The unthinkable has happened. The Maestro and his entire recognised family have been murdered by the escaped wizard Mardock, and for the first times in eons there’s uncertainty. His bastard son Will now inherits the throne, but as that was an impossibility that was never going to happen Will scratches a living on Earth indulging in minor magical parlour tricks. Being the infinite ruler of a magical realm is one hell of a step up, and along the way there are few scores to settle, some new social rules to apply, and all the power upgrades that come with the position. So do a lot of enemies.

Steve Skroce’s decorative art is the opening attraction. The assorted designs for aliens impress, he convincingly supplies the luxurious trappings of infinite power, and Will has a suitably fallible look to him despite his enormous confidence. Skroce doesn’t just sketch in a little detail, either. Everything is given the full rich works, down to the crumbling debris. That Maestros looks so good takes it a long way, and Dave Stewart is a full partner, his colouring usually thoughtful and restrained, but here as untamed as Will himself. It gives Maestros the look of vividly coloured Indian art depicting the Hindu gods.

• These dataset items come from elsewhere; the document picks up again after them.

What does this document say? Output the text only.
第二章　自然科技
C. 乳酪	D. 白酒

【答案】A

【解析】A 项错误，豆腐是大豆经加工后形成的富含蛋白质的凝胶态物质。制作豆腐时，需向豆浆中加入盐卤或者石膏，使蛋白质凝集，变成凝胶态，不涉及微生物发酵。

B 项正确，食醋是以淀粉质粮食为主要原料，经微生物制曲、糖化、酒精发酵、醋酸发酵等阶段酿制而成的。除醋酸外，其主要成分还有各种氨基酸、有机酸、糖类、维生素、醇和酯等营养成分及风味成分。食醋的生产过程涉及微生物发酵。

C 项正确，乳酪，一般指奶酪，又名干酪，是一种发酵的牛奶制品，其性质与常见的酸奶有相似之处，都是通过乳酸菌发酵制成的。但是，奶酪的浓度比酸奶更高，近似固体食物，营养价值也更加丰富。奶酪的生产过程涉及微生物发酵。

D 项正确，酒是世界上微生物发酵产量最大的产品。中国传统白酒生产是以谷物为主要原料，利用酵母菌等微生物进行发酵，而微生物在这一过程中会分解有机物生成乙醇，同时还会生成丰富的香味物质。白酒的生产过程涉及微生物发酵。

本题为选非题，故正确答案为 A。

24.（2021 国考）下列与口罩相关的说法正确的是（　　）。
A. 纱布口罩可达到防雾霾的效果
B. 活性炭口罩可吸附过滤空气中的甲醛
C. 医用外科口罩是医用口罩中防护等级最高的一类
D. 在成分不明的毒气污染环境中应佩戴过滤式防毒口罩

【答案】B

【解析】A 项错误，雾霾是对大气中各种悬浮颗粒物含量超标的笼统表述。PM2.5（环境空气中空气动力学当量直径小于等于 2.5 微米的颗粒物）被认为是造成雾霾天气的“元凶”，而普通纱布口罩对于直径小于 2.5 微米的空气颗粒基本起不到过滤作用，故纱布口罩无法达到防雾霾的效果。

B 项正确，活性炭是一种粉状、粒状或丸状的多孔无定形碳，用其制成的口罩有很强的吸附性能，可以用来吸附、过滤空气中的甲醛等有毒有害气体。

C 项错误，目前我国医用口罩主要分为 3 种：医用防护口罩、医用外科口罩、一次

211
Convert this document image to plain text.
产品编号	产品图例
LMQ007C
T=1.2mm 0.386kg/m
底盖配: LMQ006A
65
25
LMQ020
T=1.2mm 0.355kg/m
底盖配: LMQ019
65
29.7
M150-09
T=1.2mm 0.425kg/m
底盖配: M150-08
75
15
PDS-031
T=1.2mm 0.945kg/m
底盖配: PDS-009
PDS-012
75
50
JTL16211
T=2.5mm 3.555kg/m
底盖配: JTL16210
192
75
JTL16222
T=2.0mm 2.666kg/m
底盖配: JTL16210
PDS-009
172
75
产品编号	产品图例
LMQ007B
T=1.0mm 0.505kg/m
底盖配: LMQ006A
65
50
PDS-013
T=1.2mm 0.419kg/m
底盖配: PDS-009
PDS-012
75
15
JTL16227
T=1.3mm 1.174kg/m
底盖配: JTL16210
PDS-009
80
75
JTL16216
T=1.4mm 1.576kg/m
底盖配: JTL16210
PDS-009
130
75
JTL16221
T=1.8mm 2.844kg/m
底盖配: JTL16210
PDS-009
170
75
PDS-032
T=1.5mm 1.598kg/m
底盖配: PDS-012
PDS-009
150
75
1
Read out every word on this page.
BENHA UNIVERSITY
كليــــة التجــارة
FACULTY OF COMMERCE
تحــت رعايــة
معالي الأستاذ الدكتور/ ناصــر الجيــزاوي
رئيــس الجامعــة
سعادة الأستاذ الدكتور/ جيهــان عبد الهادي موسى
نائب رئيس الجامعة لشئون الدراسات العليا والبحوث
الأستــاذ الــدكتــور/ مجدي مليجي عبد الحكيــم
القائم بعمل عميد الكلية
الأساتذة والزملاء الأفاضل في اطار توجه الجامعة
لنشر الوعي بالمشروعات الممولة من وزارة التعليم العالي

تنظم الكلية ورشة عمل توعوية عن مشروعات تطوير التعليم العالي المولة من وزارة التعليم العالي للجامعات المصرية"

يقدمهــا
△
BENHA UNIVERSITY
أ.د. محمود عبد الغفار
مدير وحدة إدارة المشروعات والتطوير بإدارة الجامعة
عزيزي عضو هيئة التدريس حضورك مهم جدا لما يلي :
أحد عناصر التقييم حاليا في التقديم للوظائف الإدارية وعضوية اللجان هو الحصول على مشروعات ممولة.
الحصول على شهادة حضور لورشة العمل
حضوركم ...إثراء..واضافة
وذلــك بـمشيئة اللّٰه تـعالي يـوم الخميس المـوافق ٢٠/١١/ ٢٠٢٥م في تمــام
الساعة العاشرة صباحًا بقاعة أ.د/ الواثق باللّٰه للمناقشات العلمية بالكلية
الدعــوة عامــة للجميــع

The main plot is relatively straightforward, forcing Will against the entrenched, schemers now freed from fear, and Skroce’s imagination runs wild with the dressings. He conceives a whole load of throwaway magical defences, good reasons for Will to want to change things, and works well with the sadistic policies of the now dead Maestro. The coarse comedic tone used throughout is satisfyingly employed, with Will in danger, but never too much danger, even in a place where no-one’s word is their bond and selling out is the way forward.

A clever resolution is foreshadowed early, but it’s only going to be the exceptionally astute that pick up on it. It solves things neatly, ending a story that’s a lot of fun all the way through.